The Prevention of corruption (amendment) 2013 which treats bribe as an offence and also covers commercial organizations along with the Real Estate regulatory bill 2013 which regulates real estate and checks corrupt practises in the sector are still pending in the parliament. There is also a landmark Right of Citizens for time bound delivery of goods and services which call for transparency and accountability in public services along with time bound execution of services, still pending in the parliament. This bill shall check the malpractices in the various government schemes like MNREGA, Food Security Act, etc.

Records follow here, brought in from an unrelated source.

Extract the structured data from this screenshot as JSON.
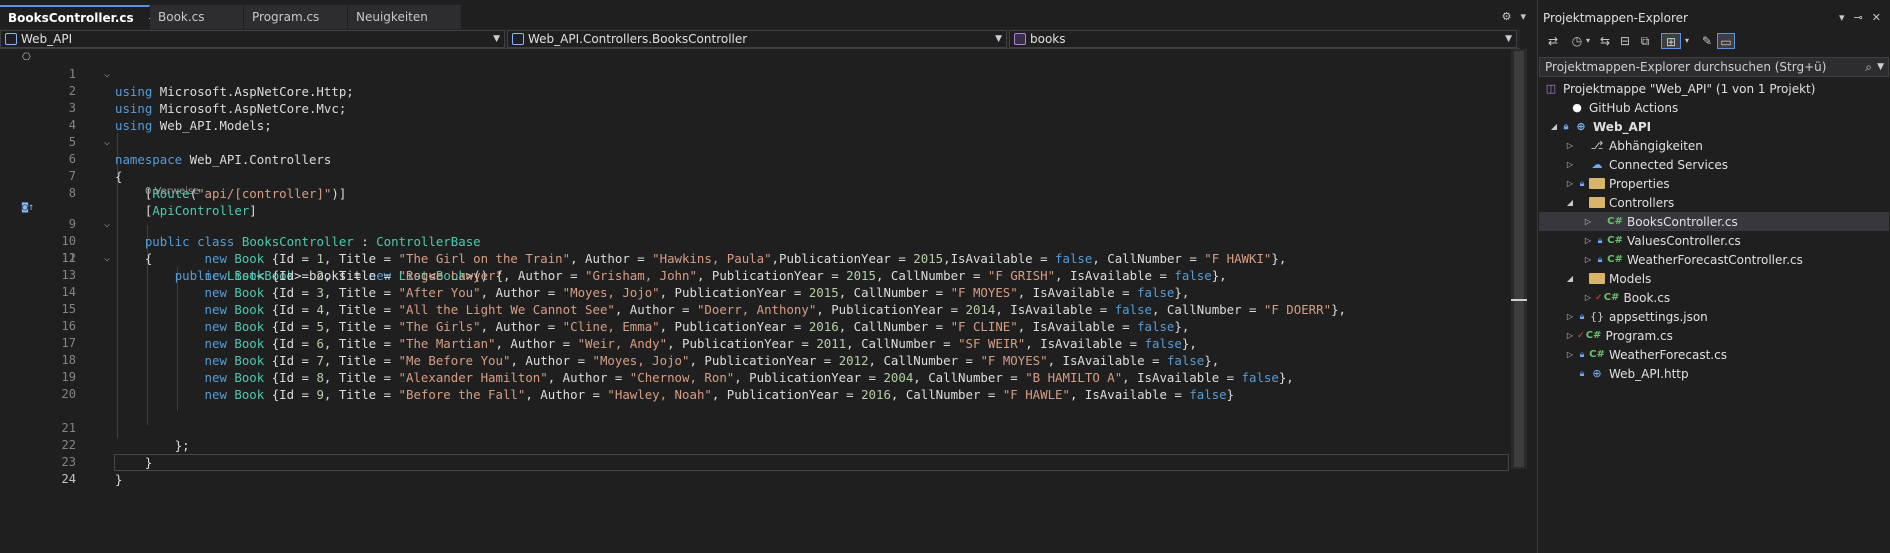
{
  "tabs": [
    {
      "label": "BooksController.cs",
      "active": true
    },
    {
      "label": "Book.cs",
      "active": false
    },
    {
      "label": "Program.cs",
      "active": false
    },
    {
      "label": "Neuigkeiten",
      "active": false
    }
  ],
  "navbar": {
    "project": "Web_API",
    "class": "Web_API.Controllers.BooksController",
    "member": "books"
  },
  "code": {
    "codelens_refs": "0 Verweise",
    "lines": [
      {
        "n": "1"
      },
      {
        "n": "2"
      },
      {
        "n": "3"
      },
      {
        "n": "4"
      },
      {
        "n": "5"
      },
      {
        "n": "6"
      },
      {
        "n": "7"
      },
      {
        "n": "8"
      },
      {
        "n": "9"
      },
      {
        "n": "10"
      },
      {
        "n": "11"
      },
      {
        "n": "12"
      },
      {
        "n": "13"
      },
      {
        "n": "14"
      },
      {
        "n": "15"
      },
      {
        "n": "16"
      },
      {
        "n": "17"
      },
      {
        "n": "18"
      },
      {
        "n": "19"
      },
      {
        "n": "20"
      },
      {
        "n": "21"
      },
      {
        "n": "22"
      },
      {
        "n": "23"
      },
      {
        "n": "24"
      }
    ],
    "text": {
      "using": "using",
      "ns1": "Microsoft.AspNetCore.Http;",
      "ns2": "Microsoft.AspNetCore.Mvc;",
      "ns3": "Web_API.Models;",
      "namespace": "namespace",
      "nsname": "Web_API.Controllers",
      "route_attr": "Route",
      "route_str": "\"api/[controller]\"",
      "apicontroller": "ApiController",
      "public": "public",
      "class": "class",
      "classname": "BooksController",
      "base": "ControllerBase",
      "list": "List",
      "book": "Book",
      "field": "books",
      "new": "new",
      "false": "false"
    },
    "books": [
      {
        "id": "1",
        "title": "\"The Girl on the Train\"",
        "author": "\"Hawkins, Paula\"",
        "year": "2015",
        "call": "\"F HAWKI\"",
        "order": "AYC"
      },
      {
        "id": "2",
        "title": "\"Rogue Lawyer\"",
        "author": "\"Grisham, John\"",
        "year": "2015",
        "call": "\"F GRISH\"",
        "order": "ACY"
      },
      {
        "id": "3",
        "title": "\"After You\"",
        "author": "\"Moyes, Jojo\"",
        "year": "2015",
        "call": "\"F MOYES\"",
        "order": "ACY"
      },
      {
        "id": "4",
        "title": "\"All the Light We Cannot See\"",
        "author": "\"Doerr, Anthony\"",
        "year": "2014",
        "call": "\"F DOERR\"",
        "order": "AYC"
      },
      {
        "id": "5",
        "title": "\"The Girls\"",
        "author": "\"Cline, Emma\"",
        "year": "2016",
        "call": "\"F CLINE\"",
        "order": "ACY"
      },
      {
        "id": "6",
        "title": "\"The Martian\"",
        "author": "\"Weir, Andy\"",
        "year": "2011",
        "call": "\"SF WEIR\"",
        "order": "ACY"
      },
      {
        "id": "7",
        "title": "\"Me Before You\"",
        "author": "\"Moyes, Jojo\"",
        "year": "2012",
        "call": "\"F MOYES\"",
        "order": "ACY"
      },
      {
        "id": "8",
        "title": "\"Alexander Hamilton\"",
        "author": "\"Chernow, Ron\"",
        "year": "2004",
        "call": "\"B HAMILTO A\"",
        "order": "ACY"
      },
      {
        "id": "9",
        "title": "\"Before the Fall\"",
        "author": "\"Hawley, Noah\"",
        "year": "2016",
        "call": "\"F HAWLE\"",
        "order": "ACY"
      }
    ]
  },
  "solution_explorer": {
    "title": "Projektmappen-Explorer",
    "search_placeholder": "Projektmappen-Explorer durchsuchen (Strg+ü)",
    "nodes": [
      {
        "label": "Projektmappe \"Web_API\" (1 von 1 Projekt)",
        "icon": "solution-icon"
      },
      {
        "label": "GitHub Actions",
        "icon": "github-icon"
      },
      {
        "label": "Web_API",
        "icon": "project-icon"
      },
      {
        "label": "Abhängigkeiten",
        "icon": "dependencies-icon"
      },
      {
        "label": "Connected Services",
        "icon": "connected-services-icon"
      },
      {
        "label": "Properties",
        "icon": "properties-icon"
      },
      {
        "label": "Controllers",
        "icon": "folder-icon"
      },
      {
        "label": "BooksController.cs",
        "icon": "csharp-file-icon"
      },
      {
        "label": "ValuesController.cs",
        "icon": "csharp-file-icon"
      },
      {
        "label": "WeatherForecastController.cs",
        "icon": "csharp-file-icon"
      },
      {
        "label": "Models",
        "icon": "folder-icon"
      },
      {
        "label": "Book.cs",
        "icon": "csharp-file-icon"
      },
      {
        "label": "appsettings.json",
        "icon": "json-file-icon"
      },
      {
        "label": "Program.cs",
        "icon": "csharp-file-icon"
      },
      {
        "label": "WeatherForecast.cs",
        "icon": "csharp-file-icon"
      },
      {
        "label": "Web_API.http",
        "icon": "http-file-icon"
      }
    ]
  },
  "colors": {
    "keyword": "#569cd6",
    "type": "#4ec9b0",
    "string": "#d69d85",
    "number": "#b5cea8",
    "accent": "#5b93e2"
  }
}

So while we are prepared with enough laws to crack down on corruption, we need a vision and a framework to deal with corruption. The current government which is talking of tax reforms must also take into account the exorbitant 32.45% corporate tax rates and unanticipated regulatory hurdles for corporate companies which make them at times venture into the world of malpractices. There is also a lack of diligent compliance to international anti graft laws like FCPA & UK bribery act, two of current most successful anti corruption acts on the part of India. This lack of compliance makes it difficult to crack down the corrupt practises of multi-national corporations.

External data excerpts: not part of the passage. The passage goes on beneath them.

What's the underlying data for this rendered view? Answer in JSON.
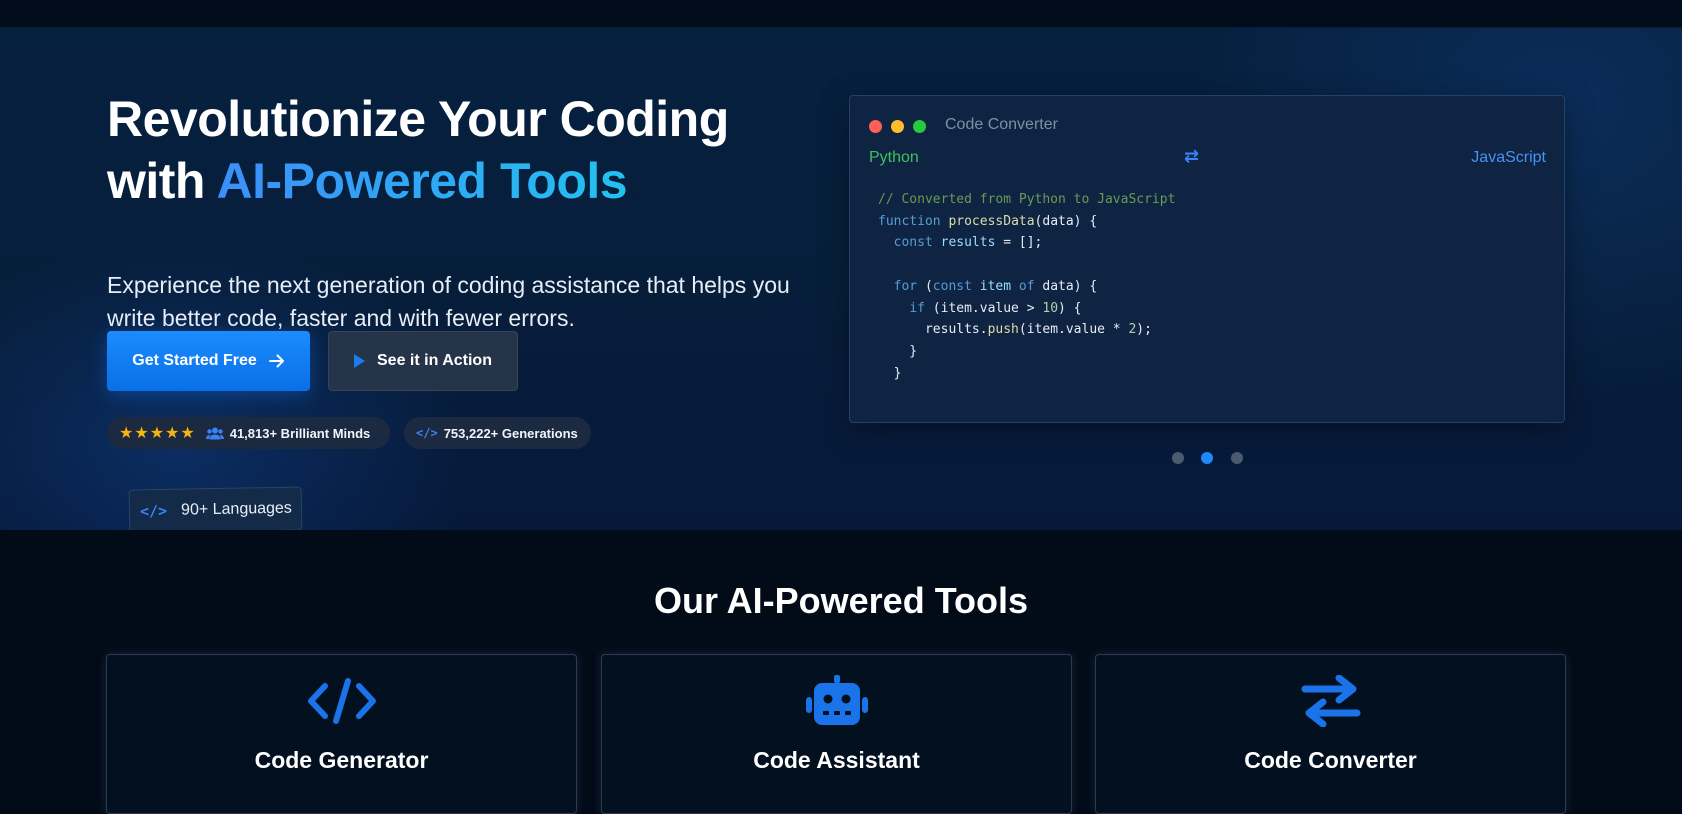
{
  "hero": {
    "title_line1": "Revolutionize Your Coding",
    "title_line2_prefix": "with ",
    "title_line2_accent": "AI-Powered Tools",
    "subtitle_line1": "Experience the next generation of coding assistance that helps you",
    "subtitle_line2": "write better code, faster and with fewer errors.",
    "primary_button": "Get Started Free",
    "secondary_button": "See it in Action",
    "stats": {
      "stars": "★★★★★",
      "users": "41,813+ Brilliant Minds",
      "generations": "753,222+ Generations"
    },
    "languages_badge": "90+ Languages"
  },
  "converter": {
    "title": "Code Converter",
    "from_lang": "Python",
    "to_lang": "JavaScript",
    "swap_glyph": "⇄",
    "code_lines": [
      "// Converted from Python to JavaScript",
      "function processData(data) {",
      "  const results = [];",
      "",
      "  for (const item of data) {",
      "    if (item.value > 10) {",
      "      results.push(item.value * 2);",
      "    }",
      "  }"
    ]
  },
  "carousel": {
    "slide_count": 3,
    "active_index": 1
  },
  "tools": {
    "section_title": "Our AI-Powered Tools",
    "items": [
      {
        "label": "Code Generator",
        "icon": "code-brackets-icon"
      },
      {
        "label": "Code Assistant",
        "icon": "robot-icon"
      },
      {
        "label": "Code Converter",
        "icon": "swap-arrows-icon"
      }
    ]
  },
  "colors": {
    "accent": "#1a8cff",
    "background": "#020b18",
    "hero_background": "#071e3b",
    "python_green": "#3ec160",
    "javascript_blue": "#4a90f0"
  }
}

The country also lacks strong comprehensive compliance policies with respect to dealings of public servants, companies, unaided organizations etc. This makes it difficult to implement the anti graft laws on the ground. The Companies’ Act 2013, which calls for transparency and accountability of companies finances is mum on setting up an effective internal monitoring mechanism to check illegal acts by employees, and also ensure that incentives do not exist to engage in such illegal acts.
Lastly, even stringent laws and elaborate framework to deal with corruption will prove futile if we as citizens are apathetic to the cause of corruption. We may protest on the streets, brave water cannons and face the lawmakers boldly asking them for accountability, but how can we check corruption when most of us won’t think twice about paying a bribe to get out of an iffy situation? There has been a huge outcry over corruption in the past few years, yet while awareness against corruption has increased, so have the cases of corruption. If we as citizens don’t practice solidarity in what we preach, how can we expect the people in charge of the system to be accountable?

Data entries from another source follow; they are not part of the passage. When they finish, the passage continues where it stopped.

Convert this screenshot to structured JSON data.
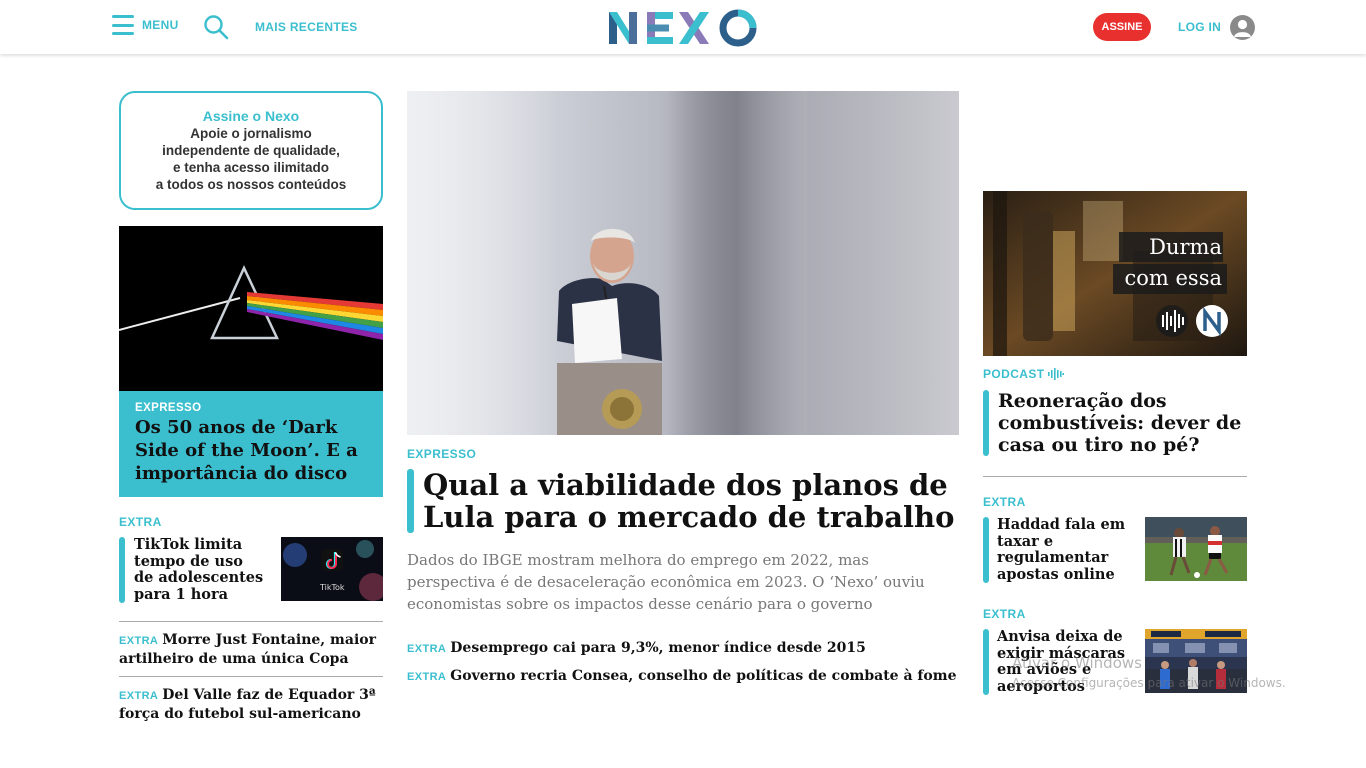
{
  "header": {
    "menu_label": "MENU",
    "recent_label": "MAIS RECENTES",
    "logo_text": "NEXO",
    "subscribe_label": "ASSINE",
    "login_label": "LOG IN"
  },
  "promo": {
    "title": "Assine o Nexo",
    "lines": [
      "Apoie o jornalismo",
      "independente de qualidade,",
      "e tenha acesso ilimitado",
      "a todos os nossos conteúdos"
    ]
  },
  "left": {
    "feature": {
      "kicker": "EXPRESSO",
      "title": "Os 50 anos de ‘Dark Side of the Moon’. E a importância do disco"
    },
    "extra1": {
      "kicker": "EXTRA",
      "title": "TikTok limita tempo de uso de adolescentes para 1 hora",
      "thumb_caption": "TikTok"
    },
    "extra2": {
      "kicker": "EXTRA",
      "title": "Morre Just Fontaine, maior artilheiro de uma única Copa"
    },
    "extra3": {
      "kicker": "EXTRA",
      "title": "Del Valle faz de Equador 3ª força do futebol sul-americano"
    }
  },
  "main": {
    "kicker": "EXPRESSO",
    "title": "Qual a viabilidade dos planos de Lula para o mercado de trabalho",
    "dek": "Dados do IBGE mostram melhora do emprego em 2022, mas perspectiva é de desaceleração econômica em 2023. O ‘Nexo’ ouviu economistas sobre os impactos desse cenário para o governo",
    "links": [
      {
        "kicker": "EXTRA",
        "title": "Desemprego cai para 9,3%, menor índice desde 2015"
      },
      {
        "kicker": "EXTRA",
        "title": "Governo recria Consea, conselho de políticas de combate à fome"
      }
    ]
  },
  "right": {
    "podcast": {
      "image_line1": "Durma",
      "image_line2": "com essa",
      "kicker": "PODCAST",
      "title": "Reoneração dos combustíveis: dever de casa ou tiro no pé?"
    },
    "extra1": {
      "kicker": "EXTRA",
      "title": "Haddad fala em taxar e regulamentar apostas online"
    },
    "extra2": {
      "kicker": "EXTRA",
      "title": "Anvisa deixa de exigir máscaras em aviões e aeroportos"
    }
  },
  "watermark": {
    "line1": "Ativar o Windows",
    "line2": "Acesse Configurações para ativar o Windows."
  },
  "colors": {
    "accent": "#3bbfce",
    "subscribe": "#e8312f"
  }
}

Corruption is a societal evil and should be viewed as same. Everyone is a part of this intricate web of corruption, including us. We create it and only we have the power to destroy it. The next time when you’re thinking of paying a small bribe to get your work done smoothly, do take a moment and think about consequences and the larger picture of your act. If you need more help there’s always Gandhiji’s talisman to help you out.